REPUBLIKA.CO.ID, JAKARTA -- Gubernur Sumatera Utara nonaktif, Gatot Pujo Nugroho meminta maaf kepada masyarakat Sumatera Utara atas kasus penyuapan hakim dan panitera Pengadilan Tata Usaha Negara (PTUN) Medan yang menjeratnya. Gatot menganggap kasus tersebut adalah musibah.
"Memohon maaf kepada masyarakat Sumatera Utara atas musibah yang terjadi pada diri saya," kata Gatot saat membacakan pembelaan di Pengadilan Tipikor, Jalan Bungur Besar, Kemayoran, Jakarta, Rabu (24/2).
Gatot mengatakan hari ini adalah hari bersejarah dalam hidupnya. Sebab, tanpa pernah disangkanya, Gatot membacakan pembelaan di persidangan. Menurutnya apa yang dibacakannya bukanlah pembelaan, melainkan ilustrasi atas apa yang terjadi dan membuatnya terbelit kasus korupsi.
"Hari ini adalah hari yang bersejarah bagi diri pribadi. Tetapi barangkali ini tidak tepat disebut sebagai pembelaan, tapi disebut sebagai ilustrasi tentang apa yang terjadi, supaya bisa menjadi pertimbangan majelis hakim dalam mengambil keputusan," jelasnya.
Gatot memaparkan, kejadian ini bermula ketika ada pemanggilan kepada Kepala Biro Keuangan Provinsi Sumut, Ahmad Fuad Lubis dan Plh Sekda Provinsi Sumut, Sabrina dari kejaksaan agung untuk diperiksa, pemeriksaan tersebut berkaitan dengan dugaan korupsi dana BOS, Bansos, BDB, serta tunggakan DBH dan Penyertaan Modal pada sejumlah BUMD pada Pemerintah Provinsi Sumatera Utara.
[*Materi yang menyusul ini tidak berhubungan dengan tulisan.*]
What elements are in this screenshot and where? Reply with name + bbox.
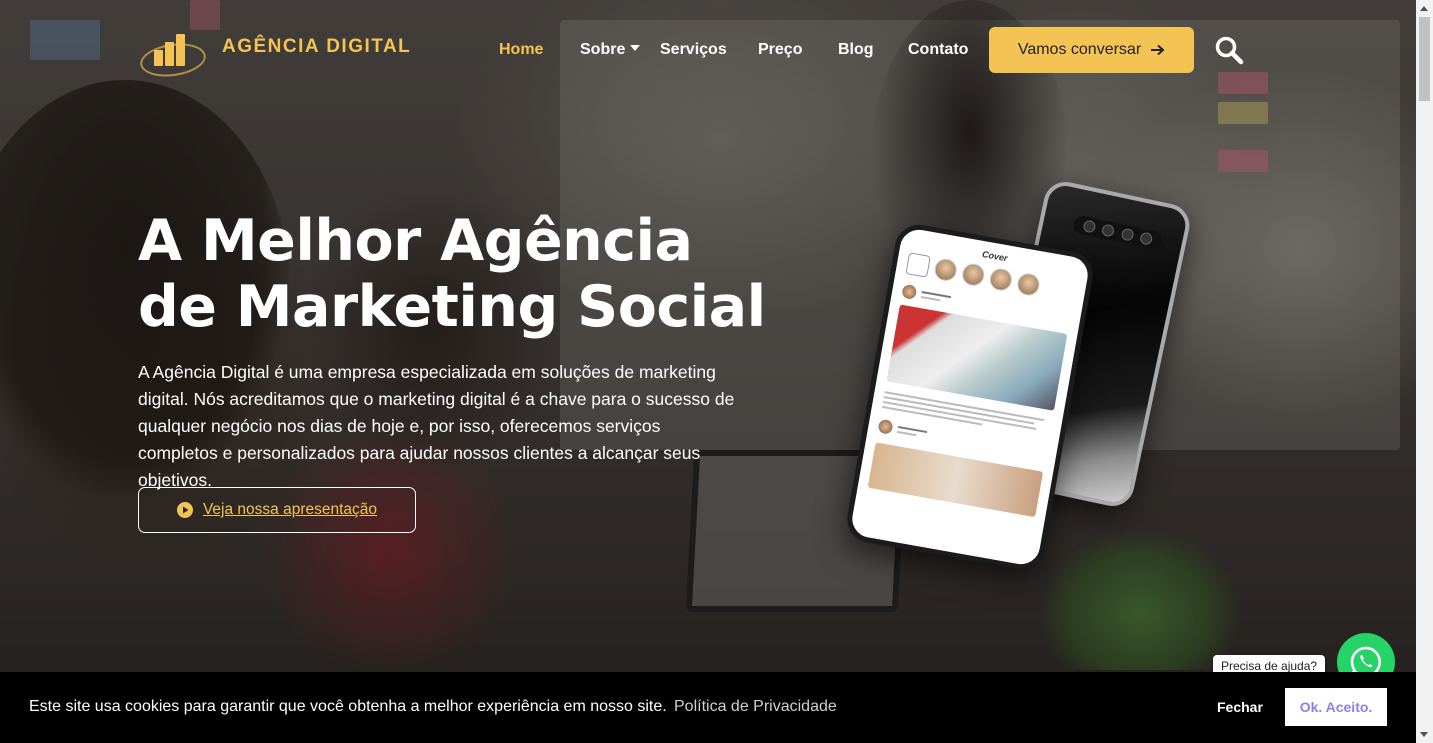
chevron-down-icon: [630, 45, 641, 51]
cta-label: Vamos conversar: [1017, 41, 1142, 58]
avatar: [877, 418, 894, 435]
cookie-dismiss-button[interactable]: Fechar: [1217, 699, 1263, 715]
vamos-conversar-button[interactable]: Vamos conversar: [989, 27, 1194, 73]
nav-item-label: Sobre: [580, 41, 626, 58]
presentation-button-label: Veja nossa apresentação: [202, 501, 378, 518]
nav-item-sobre[interactable]: Sobre: [580, 41, 641, 59]
nav-item-preco[interactable]: Preço: [758, 41, 802, 59]
scroll-up-arrow-icon[interactable]: [1420, 6, 1428, 11]
presentation-button[interactable]: Veja nossa apresentação: [138, 487, 416, 533]
search-icon[interactable]: [1214, 35, 1244, 65]
camera-strip: [1071, 214, 1164, 251]
cookie-message: Este site usa cookies para garantir que …: [29, 698, 667, 715]
cookie-banner: Este site usa cookies para garantir que …: [0, 672, 1416, 743]
nav-item-blog[interactable]: Blog: [838, 41, 874, 59]
nav-item-home[interactable]: Home: [499, 41, 543, 59]
hero-title-line-2: de Marketing Social: [138, 274, 766, 340]
logo-text: AGÊNCIA DIGITAL: [222, 36, 412, 57]
nav-item-servicos[interactable]: Serviços: [660, 41, 727, 59]
scrollbar-thumb[interactable]: [1419, 17, 1430, 101]
nav-item-contato[interactable]: Contato: [908, 41, 968, 59]
play-circle-icon: [176, 502, 193, 518]
arrow-right-icon: [1151, 44, 1165, 56]
logo-icon: [138, 20, 208, 81]
privacy-policy-link[interactable]: Política de Privacidade: [674, 698, 837, 716]
hero-title-line-1: A Melhor Agência: [138, 208, 693, 274]
hero-description: A Agência Digital é uma empresa especial…: [138, 362, 735, 490]
scroll-down-arrow-icon[interactable]: [1420, 732, 1428, 737]
hero-title: A Melhor Agência de Marketing Social: [138, 208, 838, 340]
cookie-accept-button[interactable]: Ok. Aceito.: [1285, 688, 1387, 726]
page-scrollbar[interactable]: [1416, 0, 1433, 743]
avatar: [901, 283, 918, 300]
logo[interactable]: AGÊNCIA DIGITAL: [138, 20, 412, 81]
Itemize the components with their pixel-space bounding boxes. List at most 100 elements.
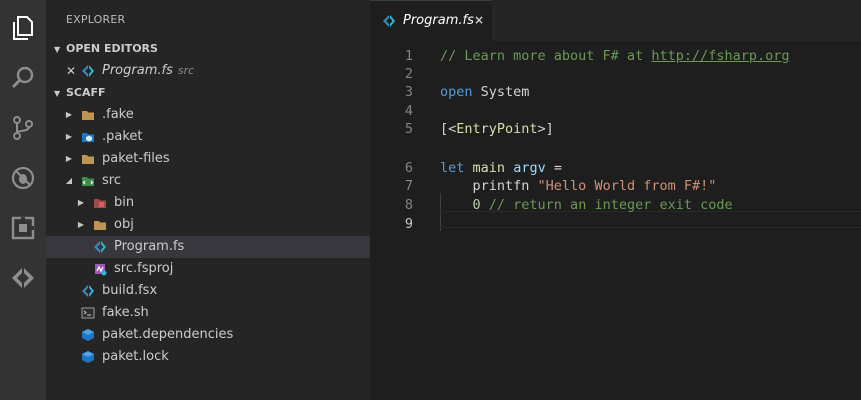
tree-item-fake-sh[interactable]: fake.sh xyxy=(46,302,370,324)
fsharp-file-icon xyxy=(94,241,106,253)
source-control-icon[interactable] xyxy=(7,112,39,144)
tree-item-paket-dependencies[interactable]: paket.dependencies xyxy=(46,324,370,346)
code-token: http://fsharp.org xyxy=(651,48,790,64)
code-line[interactable]: 2 xyxy=(370,65,861,84)
tree-item-label: .fake xyxy=(102,107,134,122)
files-icon[interactable] xyxy=(7,12,39,44)
code-token: main xyxy=(472,160,506,176)
code-line[interactable]: 5 [<EntryPoint>] xyxy=(370,120,861,139)
code-token: System xyxy=(472,84,530,100)
code-token: >] xyxy=(537,121,554,137)
tree-item-program-fs[interactable]: Program.fs xyxy=(46,236,370,258)
line-number: 2 xyxy=(404,66,413,82)
open-editor-item[interactable]: ✕ Program.fs src xyxy=(46,60,370,82)
line-source: open System xyxy=(440,83,529,102)
tree-item-src-fsproj[interactable]: src.fsproj xyxy=(46,258,370,280)
tree-item-label: .paket xyxy=(102,129,143,144)
project-title: SCAFF xyxy=(66,86,106,99)
fsharp-file-icon xyxy=(383,15,395,27)
line-source: [<EntryPoint>] xyxy=(440,120,554,139)
project-header[interactable]: ▼ SCAFF xyxy=(46,82,370,104)
code-token: // Learn more about F# at xyxy=(440,48,652,64)
fsharp-icon[interactable] xyxy=(7,262,39,294)
code-token: open xyxy=(440,84,473,100)
tree-item-label: paket.dependencies xyxy=(102,327,234,342)
fsharp-script-icon xyxy=(82,285,94,297)
tree-item-paket[interactable]: ▶ .paket xyxy=(46,126,370,148)
line-number: 9 xyxy=(404,216,413,232)
code-line[interactable]: 8 0 // return an integer exit code xyxy=(370,196,861,215)
open-editor-desc: src xyxy=(177,64,195,77)
line-source: printfn "Hello World from F#!" xyxy=(440,177,717,196)
code-line[interactable]: 7 printfn "Hello World from F#!" xyxy=(370,177,861,196)
chevron-right-icon: ▶ xyxy=(77,198,85,207)
fsproj-file-icon xyxy=(95,264,107,276)
line-number: 4 xyxy=(404,103,413,119)
line-number: 8 xyxy=(404,197,413,213)
code-token: [< xyxy=(440,121,457,137)
tree-item-src[interactable]: ◢ src xyxy=(46,170,370,192)
tab-bar: Program.fs × xyxy=(370,0,861,42)
folder-icon xyxy=(82,111,94,120)
debug-icon[interactable] xyxy=(7,162,39,194)
tab-program-fs[interactable]: Program.fs × xyxy=(370,0,492,42)
folder-icon xyxy=(94,221,106,230)
tree-item-label: Program.fs xyxy=(114,239,185,254)
chevron-right-icon: ▶ xyxy=(65,132,73,141)
line-source: let main argv = xyxy=(440,159,562,178)
code-token: let xyxy=(440,160,465,176)
chevron-right-icon: ▶ xyxy=(65,154,73,163)
tree-item-paket-files[interactable]: ▶ paket-files xyxy=(46,148,370,170)
chevron-down-icon: ▼ xyxy=(54,89,61,98)
tree-item-label: src.fsproj xyxy=(114,261,174,276)
extensions-icon[interactable] xyxy=(7,212,39,244)
paket-file-icon xyxy=(82,351,94,363)
tree-item-label: build.fsx xyxy=(102,283,158,298)
code-line[interactable]: 4 xyxy=(370,102,861,121)
open-editors-title: OPEN EDITORS xyxy=(66,42,158,55)
src-folder-icon xyxy=(82,177,94,186)
line-number: 6 xyxy=(404,160,413,176)
close-icon[interactable]: ✕ xyxy=(66,60,76,82)
tree-item-fake[interactable]: ▶ .fake xyxy=(46,104,370,126)
line-number: 5 xyxy=(404,121,413,137)
activity-bar xyxy=(0,0,46,400)
bin-folder-icon xyxy=(94,199,106,208)
tree-item-label: paket.lock xyxy=(102,349,169,364)
code-line[interactable]: 6 let main argv = xyxy=(370,159,861,178)
code-line[interactable]: 1 // Learn more about F# at http://fsharp… xyxy=(370,47,861,66)
shell-file-icon xyxy=(81,307,95,319)
chevron-right-icon: ▶ xyxy=(77,220,85,229)
open-editors-header[interactable]: ▼ OPEN EDITORS xyxy=(46,38,370,60)
editor-pane: Program.fs × 1 // Learn more about F# at … xyxy=(370,0,861,400)
line-source: 0 // return an integer exit code xyxy=(440,196,733,215)
code-token: EntryPoint xyxy=(456,121,538,137)
code-token: = xyxy=(545,160,562,176)
code-line[interactable]: 9 xyxy=(370,215,861,234)
sidebar-title: EXPLORER xyxy=(66,13,126,26)
line-number: 1 xyxy=(404,48,413,64)
tree-item-label: obj xyxy=(114,217,134,232)
code-line[interactable]: 3 open System xyxy=(370,83,861,102)
search-icon[interactable] xyxy=(7,62,39,94)
tree-item-label: fake.sh xyxy=(102,305,149,320)
chevron-right-icon: ▶ xyxy=(65,110,73,119)
chevron-down-icon: ▼ xyxy=(54,45,61,54)
line-number: 7 xyxy=(404,178,413,194)
tree-item-build-fsx[interactable]: build.fsx xyxy=(46,280,370,302)
chevron-down-icon: ◢ xyxy=(65,176,73,185)
code-token: 0 xyxy=(472,197,481,213)
line-number: 3 xyxy=(404,84,413,100)
tree-item-bin[interactable]: ▶ bin xyxy=(46,192,370,214)
close-icon[interactable]: × xyxy=(474,13,484,27)
code-token: argv xyxy=(513,160,546,176)
tree-item-paket-lock[interactable]: paket.lock xyxy=(46,346,370,368)
tree-item-obj[interactable]: ▶ obj xyxy=(46,214,370,236)
open-editor-name: Program.fs xyxy=(102,63,173,78)
fsharp-file-icon xyxy=(82,65,94,77)
code-editor[interactable]: 1 // Learn more about F# at http://fsharp… xyxy=(370,41,861,400)
tree-item-label: paket-files xyxy=(102,151,170,166)
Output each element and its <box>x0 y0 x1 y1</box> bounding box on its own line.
Keadaan itu diperparah dengan adanya unjuk rasa dari mahasiswa dan LSM terkait ana BOS, Bansos, BDB, serta tunggakan DBH dan Penyertaan Modal pada sejumlah BUMD pada Pemerintah Provinsi Sumatera Utara.
Unjuk rasa tersebut menurut Gatot sangat kental dengan kepentingan politik. Dengan kata lain, ada pihak-pihak tertentu yang dengan sengaja menggerakan mereka demi kepentingan pribadi dan menginginkan jabatan Gubernur Sumut mengalami kekosongan.
"Itu berdasarkan bukti yang kami temukan di lapangan. Salah satu yang kami temukan adalan (peran) Sodara Wakil Gubernur Sumatera Utara (Tengku Erry Nuradi)," ucapnya.